Bismuth and cerium doped cryptomelane-type manganese dioxide nanorods as bifunctional catalysts for rechargeable alkaline metal-air batteries

Abstract

Metal-air batteries are energy storage devices (ESD) used in many technological applications ranging from portable, wearable to stationary, owing to its simplicity and low cost. Manganese oxides are suitable materials to be used as electrodes in such devices presenting an electrocatalytic performance for oxygen reactions close to Pt and, most importantly, being a low cost, abundant and environmentally friend material. However, as a drawback, manganese dioxide has low electrical conductivity thus requiring the combination with some highly conductive carbon support to be efficiently used as catalyst for the oxygen reactions in ESD. The low stability of carbon for water splitting reaction, however, limits the MnO2 to act as bifunctional catalyst.
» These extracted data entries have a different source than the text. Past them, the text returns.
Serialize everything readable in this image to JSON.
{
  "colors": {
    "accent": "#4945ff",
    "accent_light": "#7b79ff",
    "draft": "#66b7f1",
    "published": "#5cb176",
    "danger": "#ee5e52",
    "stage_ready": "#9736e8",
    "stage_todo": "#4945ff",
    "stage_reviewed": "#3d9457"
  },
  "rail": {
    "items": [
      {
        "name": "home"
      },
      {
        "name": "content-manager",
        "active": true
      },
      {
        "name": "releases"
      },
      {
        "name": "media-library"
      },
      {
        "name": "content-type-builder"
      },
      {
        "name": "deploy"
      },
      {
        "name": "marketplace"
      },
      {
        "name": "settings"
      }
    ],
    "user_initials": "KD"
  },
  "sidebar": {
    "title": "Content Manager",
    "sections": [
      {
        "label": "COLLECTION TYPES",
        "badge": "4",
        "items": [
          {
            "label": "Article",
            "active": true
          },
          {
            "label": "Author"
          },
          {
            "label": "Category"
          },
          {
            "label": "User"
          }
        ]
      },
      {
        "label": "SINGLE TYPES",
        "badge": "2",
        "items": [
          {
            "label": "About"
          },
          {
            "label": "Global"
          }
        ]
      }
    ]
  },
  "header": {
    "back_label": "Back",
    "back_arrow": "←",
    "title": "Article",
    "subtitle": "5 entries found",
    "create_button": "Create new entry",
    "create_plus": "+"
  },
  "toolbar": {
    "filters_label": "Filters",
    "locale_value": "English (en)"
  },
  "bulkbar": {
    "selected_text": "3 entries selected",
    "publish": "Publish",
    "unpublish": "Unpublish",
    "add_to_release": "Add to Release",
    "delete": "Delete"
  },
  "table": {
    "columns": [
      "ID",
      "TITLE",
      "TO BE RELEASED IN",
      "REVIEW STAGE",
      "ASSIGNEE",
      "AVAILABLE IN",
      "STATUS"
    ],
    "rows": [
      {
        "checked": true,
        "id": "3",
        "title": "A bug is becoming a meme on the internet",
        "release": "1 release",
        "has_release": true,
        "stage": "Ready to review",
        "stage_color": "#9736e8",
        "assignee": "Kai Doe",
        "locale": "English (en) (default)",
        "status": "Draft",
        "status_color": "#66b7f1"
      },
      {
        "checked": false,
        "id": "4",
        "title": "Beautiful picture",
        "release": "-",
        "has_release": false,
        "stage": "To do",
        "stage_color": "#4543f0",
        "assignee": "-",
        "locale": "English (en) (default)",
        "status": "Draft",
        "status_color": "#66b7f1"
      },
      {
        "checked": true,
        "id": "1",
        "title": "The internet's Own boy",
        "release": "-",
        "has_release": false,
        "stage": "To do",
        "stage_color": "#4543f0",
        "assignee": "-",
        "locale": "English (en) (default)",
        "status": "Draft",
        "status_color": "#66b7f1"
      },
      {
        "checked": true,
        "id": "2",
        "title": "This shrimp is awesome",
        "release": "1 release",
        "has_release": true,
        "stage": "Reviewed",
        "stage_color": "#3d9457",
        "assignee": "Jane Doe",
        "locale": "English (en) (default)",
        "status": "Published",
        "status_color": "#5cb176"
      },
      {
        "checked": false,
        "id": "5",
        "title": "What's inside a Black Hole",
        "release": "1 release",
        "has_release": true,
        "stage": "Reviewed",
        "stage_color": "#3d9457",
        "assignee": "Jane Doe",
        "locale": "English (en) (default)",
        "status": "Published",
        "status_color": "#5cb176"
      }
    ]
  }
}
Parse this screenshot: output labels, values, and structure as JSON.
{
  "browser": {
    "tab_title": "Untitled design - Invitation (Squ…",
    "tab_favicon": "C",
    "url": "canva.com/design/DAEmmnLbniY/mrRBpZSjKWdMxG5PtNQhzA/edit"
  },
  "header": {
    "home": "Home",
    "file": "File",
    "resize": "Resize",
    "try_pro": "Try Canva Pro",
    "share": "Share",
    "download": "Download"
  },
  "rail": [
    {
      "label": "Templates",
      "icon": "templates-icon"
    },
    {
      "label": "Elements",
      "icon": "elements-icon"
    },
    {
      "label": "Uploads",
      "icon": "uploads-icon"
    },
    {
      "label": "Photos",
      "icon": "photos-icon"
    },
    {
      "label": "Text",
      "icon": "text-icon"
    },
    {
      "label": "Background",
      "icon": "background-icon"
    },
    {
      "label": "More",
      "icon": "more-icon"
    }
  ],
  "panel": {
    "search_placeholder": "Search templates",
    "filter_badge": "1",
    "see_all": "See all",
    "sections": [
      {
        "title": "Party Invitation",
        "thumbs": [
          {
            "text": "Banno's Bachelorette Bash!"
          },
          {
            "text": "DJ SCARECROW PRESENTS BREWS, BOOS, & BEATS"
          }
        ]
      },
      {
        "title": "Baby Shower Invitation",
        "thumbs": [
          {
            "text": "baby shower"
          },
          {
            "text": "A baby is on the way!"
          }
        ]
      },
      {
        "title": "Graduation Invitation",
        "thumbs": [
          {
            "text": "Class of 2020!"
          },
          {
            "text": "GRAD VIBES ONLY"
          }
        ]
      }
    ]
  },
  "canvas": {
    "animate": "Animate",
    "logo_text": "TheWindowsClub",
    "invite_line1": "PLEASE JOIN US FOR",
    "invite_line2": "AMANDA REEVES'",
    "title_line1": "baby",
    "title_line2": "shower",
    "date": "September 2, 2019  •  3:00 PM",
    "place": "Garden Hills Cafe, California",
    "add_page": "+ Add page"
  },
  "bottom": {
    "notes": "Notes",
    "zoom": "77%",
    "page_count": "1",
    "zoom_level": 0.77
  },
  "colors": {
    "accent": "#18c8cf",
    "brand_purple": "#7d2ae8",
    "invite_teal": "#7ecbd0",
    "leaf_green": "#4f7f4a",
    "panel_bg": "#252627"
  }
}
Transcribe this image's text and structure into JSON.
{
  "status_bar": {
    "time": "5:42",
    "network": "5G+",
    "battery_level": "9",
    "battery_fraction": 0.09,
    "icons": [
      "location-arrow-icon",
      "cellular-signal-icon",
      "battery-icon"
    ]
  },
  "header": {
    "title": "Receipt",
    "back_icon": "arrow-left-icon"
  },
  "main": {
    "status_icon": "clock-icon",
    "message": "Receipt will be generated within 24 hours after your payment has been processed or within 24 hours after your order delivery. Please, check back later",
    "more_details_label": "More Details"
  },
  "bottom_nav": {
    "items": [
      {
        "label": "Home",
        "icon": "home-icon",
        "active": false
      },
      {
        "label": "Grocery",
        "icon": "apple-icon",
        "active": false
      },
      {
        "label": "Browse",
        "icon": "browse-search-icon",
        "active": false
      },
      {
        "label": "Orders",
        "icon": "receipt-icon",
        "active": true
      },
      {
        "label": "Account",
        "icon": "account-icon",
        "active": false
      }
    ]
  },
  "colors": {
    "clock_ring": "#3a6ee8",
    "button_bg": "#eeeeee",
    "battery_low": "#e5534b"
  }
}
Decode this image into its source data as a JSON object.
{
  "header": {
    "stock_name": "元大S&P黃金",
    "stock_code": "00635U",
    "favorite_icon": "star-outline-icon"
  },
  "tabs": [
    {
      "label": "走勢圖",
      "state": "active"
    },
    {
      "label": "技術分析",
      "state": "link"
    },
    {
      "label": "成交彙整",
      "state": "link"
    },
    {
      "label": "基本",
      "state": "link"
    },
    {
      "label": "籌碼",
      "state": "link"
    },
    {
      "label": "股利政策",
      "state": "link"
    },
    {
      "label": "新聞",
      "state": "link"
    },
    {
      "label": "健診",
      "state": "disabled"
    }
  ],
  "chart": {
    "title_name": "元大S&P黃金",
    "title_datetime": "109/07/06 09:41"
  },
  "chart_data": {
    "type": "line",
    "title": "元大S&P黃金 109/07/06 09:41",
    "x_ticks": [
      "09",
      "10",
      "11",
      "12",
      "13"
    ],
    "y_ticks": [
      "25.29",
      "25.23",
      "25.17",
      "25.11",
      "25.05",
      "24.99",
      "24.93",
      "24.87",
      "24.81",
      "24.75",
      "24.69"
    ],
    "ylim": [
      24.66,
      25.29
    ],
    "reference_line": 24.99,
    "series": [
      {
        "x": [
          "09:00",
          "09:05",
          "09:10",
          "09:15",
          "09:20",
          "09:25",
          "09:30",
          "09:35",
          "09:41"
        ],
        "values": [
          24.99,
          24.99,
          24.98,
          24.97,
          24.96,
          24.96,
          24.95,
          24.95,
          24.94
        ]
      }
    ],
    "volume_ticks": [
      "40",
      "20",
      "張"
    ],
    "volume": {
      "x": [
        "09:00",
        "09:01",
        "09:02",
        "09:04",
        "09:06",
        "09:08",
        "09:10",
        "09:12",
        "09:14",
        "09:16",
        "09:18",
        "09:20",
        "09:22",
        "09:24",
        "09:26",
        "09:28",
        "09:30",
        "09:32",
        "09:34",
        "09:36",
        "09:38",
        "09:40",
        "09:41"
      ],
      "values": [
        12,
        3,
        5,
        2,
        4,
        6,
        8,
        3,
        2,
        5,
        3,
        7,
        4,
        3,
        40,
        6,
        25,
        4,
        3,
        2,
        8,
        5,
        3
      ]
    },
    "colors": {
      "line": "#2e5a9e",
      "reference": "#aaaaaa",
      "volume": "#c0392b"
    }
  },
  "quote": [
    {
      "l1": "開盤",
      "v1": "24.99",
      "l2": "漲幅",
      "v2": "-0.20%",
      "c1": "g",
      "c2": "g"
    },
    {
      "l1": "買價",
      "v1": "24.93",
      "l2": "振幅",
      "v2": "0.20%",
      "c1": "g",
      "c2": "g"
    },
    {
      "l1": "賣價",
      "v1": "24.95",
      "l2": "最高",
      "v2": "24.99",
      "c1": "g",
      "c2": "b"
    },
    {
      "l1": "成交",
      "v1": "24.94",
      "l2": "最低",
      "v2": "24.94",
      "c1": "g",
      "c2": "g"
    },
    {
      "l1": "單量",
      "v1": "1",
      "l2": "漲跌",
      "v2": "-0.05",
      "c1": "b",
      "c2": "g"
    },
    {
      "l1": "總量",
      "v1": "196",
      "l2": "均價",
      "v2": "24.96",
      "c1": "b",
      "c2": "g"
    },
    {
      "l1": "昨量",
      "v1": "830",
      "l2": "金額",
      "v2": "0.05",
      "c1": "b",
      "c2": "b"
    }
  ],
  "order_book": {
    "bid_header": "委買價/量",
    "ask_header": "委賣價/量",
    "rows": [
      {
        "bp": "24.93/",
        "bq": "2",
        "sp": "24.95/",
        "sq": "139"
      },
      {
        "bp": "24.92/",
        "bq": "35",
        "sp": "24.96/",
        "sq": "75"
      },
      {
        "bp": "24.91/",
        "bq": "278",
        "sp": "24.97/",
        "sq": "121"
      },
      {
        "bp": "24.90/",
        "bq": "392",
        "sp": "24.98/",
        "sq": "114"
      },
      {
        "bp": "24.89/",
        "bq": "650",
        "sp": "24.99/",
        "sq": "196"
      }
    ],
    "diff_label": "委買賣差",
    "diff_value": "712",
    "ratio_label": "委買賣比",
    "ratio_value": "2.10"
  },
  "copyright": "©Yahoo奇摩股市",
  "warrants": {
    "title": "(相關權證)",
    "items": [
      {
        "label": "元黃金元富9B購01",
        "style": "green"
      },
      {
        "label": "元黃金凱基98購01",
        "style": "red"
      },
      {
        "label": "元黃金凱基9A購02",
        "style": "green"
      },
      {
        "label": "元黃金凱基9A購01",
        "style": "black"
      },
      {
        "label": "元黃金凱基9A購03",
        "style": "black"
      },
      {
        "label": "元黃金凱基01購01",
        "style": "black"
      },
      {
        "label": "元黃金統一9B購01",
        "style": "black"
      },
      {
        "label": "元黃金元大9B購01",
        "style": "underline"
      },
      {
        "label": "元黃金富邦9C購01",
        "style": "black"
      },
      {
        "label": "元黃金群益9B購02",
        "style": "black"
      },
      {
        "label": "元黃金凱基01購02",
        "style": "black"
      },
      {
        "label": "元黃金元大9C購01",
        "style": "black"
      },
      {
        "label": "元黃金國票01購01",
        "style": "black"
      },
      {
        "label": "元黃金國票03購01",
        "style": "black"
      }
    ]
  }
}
In this work, to overcome this problem, three and tetravalent cation doped (Bi3+, Ce4+) manganese dioxide nanorods exhibiting higher electrical conductivity were prepared and used as carbon free electrocatalysts for the oxygen reduction and evolution reactions in alkaline medium. X-ray power diffraction (XRD), Transmission Electron Microscopy (TEM), X-ray Photoelectron Spectroscopy (XPS) and Diffuse Reflectance Spectroscopy (DRS) measurements were performed to determine the structure, morphology, surface chemical composition and band gap values of the catalysts confirming the formation of nanorod structures with lower band gap values (EBG). The electrochemical results of Bi3+ and Ce4+ doped MnO2 confirmed that these materials have higher conductivity than K+1 doped MnO2 in agreement with the lower EBG inferred from DRS measurements. The electrocatalytic performance of doped electrocatalysts for the OER was close to that reported for conventional MnO2/C catalysts. On the other hand, they presented a remarkable performance for the ORR, higher than that presented by a commercial state of art Pt/C catalyst. The excellent catalytic performance was confirmed by Zn-air mini battery tests which presented a peak power density of 45 mW cm−2, higher than that presented by a conventional MnO2/C 50 wt.% catalyst (40 mW cm−2).